Quando l’Assemblea generale delle Nazioni Unite istituisce la Giornata internazionale per l’eliminazione della violenza contro le donne, tramite la risoluzione numero 54/134 del 17 dicembre 1999, possiamo considerata conclusa una lunghissima fase di lotte del movimento delle donne in tutto il mondo.
Noi che siamo state dentro le lotte, le abbiamo promosse e accompagnate, abbiamo agito in modo diffuso e invisibile chiedendo visibilità, misuriamo talvolta la pochezza dei risultati dal numero costante delle donne uccise, dalla violenza sommersa che ferisce troppe vite, dalla lentezza della giustizia, dall’arretratezza dei tribunali, dall’incompetenza dei servizi, dalla malafede dell’informazione, dalla superficialità di chi guarda senza vedere.
È giusto, perché noi sappiamo cosa c’è dietro la notizia di femminicidio e cosa c’è dopo, per chi resta, noi sappiamo quanto è lungo e faticoso il cammino per sottrarsi alla violenza, sappiamo quali e quanti stereotipi ci troviamo a smontare perché passi un’informazione seria, sappiamo quanto siano ancora poco ascoltate le competenze che vengono da una riflessione condivisa, da esperienze di ascolto che mutano il nostro sguardo ogni volta.
Eppure in questa giornata dovremmo ricordare anche ciò che abbiamo saputo conquistare senza dichiarare guerra, senza prendere le armi, senza invadere territori, senza lasciarci sopraffare dall’odio o dall’impotenza.
Solo pochi anni fa erano solo le associazioni delle donne a tenere un archivio dei casi di femminicidio perché non esisteva un impegno istituzionale su questo fenomeno.
Quando presentiamo i numeri incontriamo ancora una sorpresa generalizzata e dobbiamo ricordare che oggi il fenomeno comincia ad essere visibile, e quindi eclatante, perché fino a pochi anni fa semplicemente non veniva rilevato come tale e ancora prima, e fino agli anni ’80, in Italia semplicemente perché non era rilevante per la legge che lo legittimava in molte forme, come avviene ancora in molti paesi del mondo.

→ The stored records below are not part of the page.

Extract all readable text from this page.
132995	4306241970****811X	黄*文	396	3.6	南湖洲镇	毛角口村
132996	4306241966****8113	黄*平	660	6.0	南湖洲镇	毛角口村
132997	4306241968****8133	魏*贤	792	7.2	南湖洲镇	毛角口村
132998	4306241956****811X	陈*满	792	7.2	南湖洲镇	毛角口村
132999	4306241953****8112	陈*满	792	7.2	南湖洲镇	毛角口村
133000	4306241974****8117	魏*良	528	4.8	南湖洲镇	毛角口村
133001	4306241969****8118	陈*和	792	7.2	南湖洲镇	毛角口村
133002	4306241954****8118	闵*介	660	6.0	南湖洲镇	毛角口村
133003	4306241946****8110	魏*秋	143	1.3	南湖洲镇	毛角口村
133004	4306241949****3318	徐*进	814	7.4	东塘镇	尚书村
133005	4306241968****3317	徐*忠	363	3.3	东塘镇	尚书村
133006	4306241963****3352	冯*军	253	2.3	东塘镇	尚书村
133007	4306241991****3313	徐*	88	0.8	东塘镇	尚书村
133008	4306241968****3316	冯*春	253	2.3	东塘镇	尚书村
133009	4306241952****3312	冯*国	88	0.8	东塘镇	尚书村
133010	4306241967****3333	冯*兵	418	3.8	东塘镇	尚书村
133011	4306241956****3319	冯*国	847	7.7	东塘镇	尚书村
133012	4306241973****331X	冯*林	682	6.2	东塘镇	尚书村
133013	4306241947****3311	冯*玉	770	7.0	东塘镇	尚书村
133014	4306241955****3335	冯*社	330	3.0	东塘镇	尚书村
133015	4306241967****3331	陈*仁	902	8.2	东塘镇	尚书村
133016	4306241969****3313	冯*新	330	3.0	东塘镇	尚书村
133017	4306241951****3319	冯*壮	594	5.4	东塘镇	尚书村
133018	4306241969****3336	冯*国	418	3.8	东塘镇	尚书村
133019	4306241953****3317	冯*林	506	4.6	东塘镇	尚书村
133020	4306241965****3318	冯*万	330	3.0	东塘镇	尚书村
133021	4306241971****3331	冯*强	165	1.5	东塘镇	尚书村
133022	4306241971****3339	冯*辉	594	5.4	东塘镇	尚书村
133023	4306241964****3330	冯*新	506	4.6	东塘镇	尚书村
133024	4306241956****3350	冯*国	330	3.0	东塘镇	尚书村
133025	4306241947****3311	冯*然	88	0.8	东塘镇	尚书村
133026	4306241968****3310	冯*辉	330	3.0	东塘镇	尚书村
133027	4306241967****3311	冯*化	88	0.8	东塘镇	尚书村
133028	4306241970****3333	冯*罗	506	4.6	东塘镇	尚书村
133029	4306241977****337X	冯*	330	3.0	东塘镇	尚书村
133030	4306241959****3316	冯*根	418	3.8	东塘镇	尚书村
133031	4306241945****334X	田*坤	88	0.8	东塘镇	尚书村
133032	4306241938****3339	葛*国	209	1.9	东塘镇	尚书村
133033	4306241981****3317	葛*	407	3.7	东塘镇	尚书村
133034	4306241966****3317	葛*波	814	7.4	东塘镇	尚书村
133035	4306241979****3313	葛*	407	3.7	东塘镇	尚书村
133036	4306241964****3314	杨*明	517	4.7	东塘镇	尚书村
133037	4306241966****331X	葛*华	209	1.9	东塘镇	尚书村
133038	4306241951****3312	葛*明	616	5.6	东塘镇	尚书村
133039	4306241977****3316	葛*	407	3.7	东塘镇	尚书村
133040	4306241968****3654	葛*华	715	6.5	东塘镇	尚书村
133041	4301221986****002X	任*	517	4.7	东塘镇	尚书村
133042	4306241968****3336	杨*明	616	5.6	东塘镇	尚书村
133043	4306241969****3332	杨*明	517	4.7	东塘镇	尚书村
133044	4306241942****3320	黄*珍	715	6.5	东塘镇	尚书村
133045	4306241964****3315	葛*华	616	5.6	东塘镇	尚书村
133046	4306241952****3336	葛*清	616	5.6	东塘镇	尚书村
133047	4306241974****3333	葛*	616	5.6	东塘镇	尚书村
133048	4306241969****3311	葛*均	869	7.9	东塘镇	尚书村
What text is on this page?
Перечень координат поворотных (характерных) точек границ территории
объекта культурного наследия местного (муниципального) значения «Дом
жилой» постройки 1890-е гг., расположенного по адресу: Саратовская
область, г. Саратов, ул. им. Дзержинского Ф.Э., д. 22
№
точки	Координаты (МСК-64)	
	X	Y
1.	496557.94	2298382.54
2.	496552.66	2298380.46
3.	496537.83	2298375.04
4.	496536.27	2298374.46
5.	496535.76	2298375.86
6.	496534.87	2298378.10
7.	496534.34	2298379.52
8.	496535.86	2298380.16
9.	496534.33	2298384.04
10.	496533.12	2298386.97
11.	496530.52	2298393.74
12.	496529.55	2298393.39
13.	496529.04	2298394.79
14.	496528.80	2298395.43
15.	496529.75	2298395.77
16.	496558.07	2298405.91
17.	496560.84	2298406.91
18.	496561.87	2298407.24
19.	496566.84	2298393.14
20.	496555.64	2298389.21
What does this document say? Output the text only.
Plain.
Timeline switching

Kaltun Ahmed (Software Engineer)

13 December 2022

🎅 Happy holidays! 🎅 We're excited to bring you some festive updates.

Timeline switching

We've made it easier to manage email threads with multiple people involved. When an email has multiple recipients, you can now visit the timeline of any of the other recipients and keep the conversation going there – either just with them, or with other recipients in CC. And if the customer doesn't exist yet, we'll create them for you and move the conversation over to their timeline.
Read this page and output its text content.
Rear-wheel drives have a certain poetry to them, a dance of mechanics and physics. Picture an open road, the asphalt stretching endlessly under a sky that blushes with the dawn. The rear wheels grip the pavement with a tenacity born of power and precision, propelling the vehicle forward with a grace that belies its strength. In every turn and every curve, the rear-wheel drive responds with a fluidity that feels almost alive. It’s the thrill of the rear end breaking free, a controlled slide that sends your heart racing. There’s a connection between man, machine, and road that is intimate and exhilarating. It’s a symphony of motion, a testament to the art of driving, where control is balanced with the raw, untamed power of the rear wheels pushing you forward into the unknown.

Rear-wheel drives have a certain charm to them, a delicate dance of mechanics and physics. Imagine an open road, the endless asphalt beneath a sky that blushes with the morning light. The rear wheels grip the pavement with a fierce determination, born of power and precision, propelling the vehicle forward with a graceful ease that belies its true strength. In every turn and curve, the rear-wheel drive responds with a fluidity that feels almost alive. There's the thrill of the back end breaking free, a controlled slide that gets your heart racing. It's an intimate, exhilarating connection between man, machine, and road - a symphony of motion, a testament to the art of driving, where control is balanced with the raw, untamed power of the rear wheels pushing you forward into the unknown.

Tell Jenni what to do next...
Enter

Contro quello che abbiamo definito patriarcato e che si è espresso per millenni in istituzioni lesive della libertà e dignità delle donne, contro una cultura di sopraffazione e cancellazione, molte donne hanno agito costringendo le democrazie a diventare democratiche e i diritti umani e diventare davvero umani.
Molte donne hanno agito contro le dittature, contro regimi illiberali, contro codici scritti e non scritti in violazione del diritto di esistere come donna, di accedere liberamente a cultura e risorse, di autodeterminare la propria storia riproduttiva e la propria sessualità.
Molte donne hanno lottato e lottano per la libertà di tutte e tutti.
A scuola non si insegna ancora questa lunga storia e si inducono ragazze e ragazzi a pensare che la violenza domestica, la violenza sessuale, la violenza economica, la violenza verbale con tutte le molestie e mortificazioni facciano parte dell’eccezionalità, siano episodiche, siano apparse solo negli ultimi anni e non siano quindi il correlato strutturale di una lunga storia che ha visto molte donne attivarsi per cambiare il mondo insieme alla propria vita.
C’è una profonda connessione tra la forma delle istituzioni che hanno precluso libertà e dignità alle donne e la guerra, le tante guerre che ancora vengono finanziate, anche nei paesi democratici, anche dalle istituzioni che si dichiarano a favore dei diritti umani.
La violenza maschile sulle donne è costituita da pratiche di lunga durata perché insite in un pensiero dominante che fa del dominio il fondamento sociale.
In ogni società quando la condizione delle donne peggiora si alza il tasso di violenza sociale, quella violenza diffusa e quotidiana che non si può affrontare solo con denunce e tribunali ma richiede la consapevolezza del valore delle relazioni sociali nonviolente nelle nostre vite.
Se è vero che i movimenti delle donne hanno compiuto l’unica rivoluzione pacifica e riuscita del Novecento possiamo guardare alle guerre mondiali, con i loro corollari di stragi e progetti di genocidi, con le loro leggi, tribunali, campi di concentramento e sterminio, asservimento di istituzioni culturali e collusione di religioni, come il tentativo di rilanciare forme statali fondate sul dominio maschile, l’asservimento delle donne, e la discriminazione fino all’annientamento di qualunque forma di diversità e opposizione al modello viriloide di un’umanità priva delle caratteristiche umane che possono essere solo molteplici.
Se guardiamo alla lunga storia delle guerre e a quelle che ancora continuano, se impariamo a vedere come nasce e cresce la cultura della violenza, noi troviamo sempre che la prima caratteristica è l’antifemminismo, la volontà di cancellare sottomettere mortificare la libera esistenza delle donne.
Per questo, mentre operiamo nel presente per la liberazione di tutte, non dimentichiamo la strada percorsa dalle donne che ci hanno aperto possibilità e dagli uomini che hanno scelto la strada della libertà insieme a noi.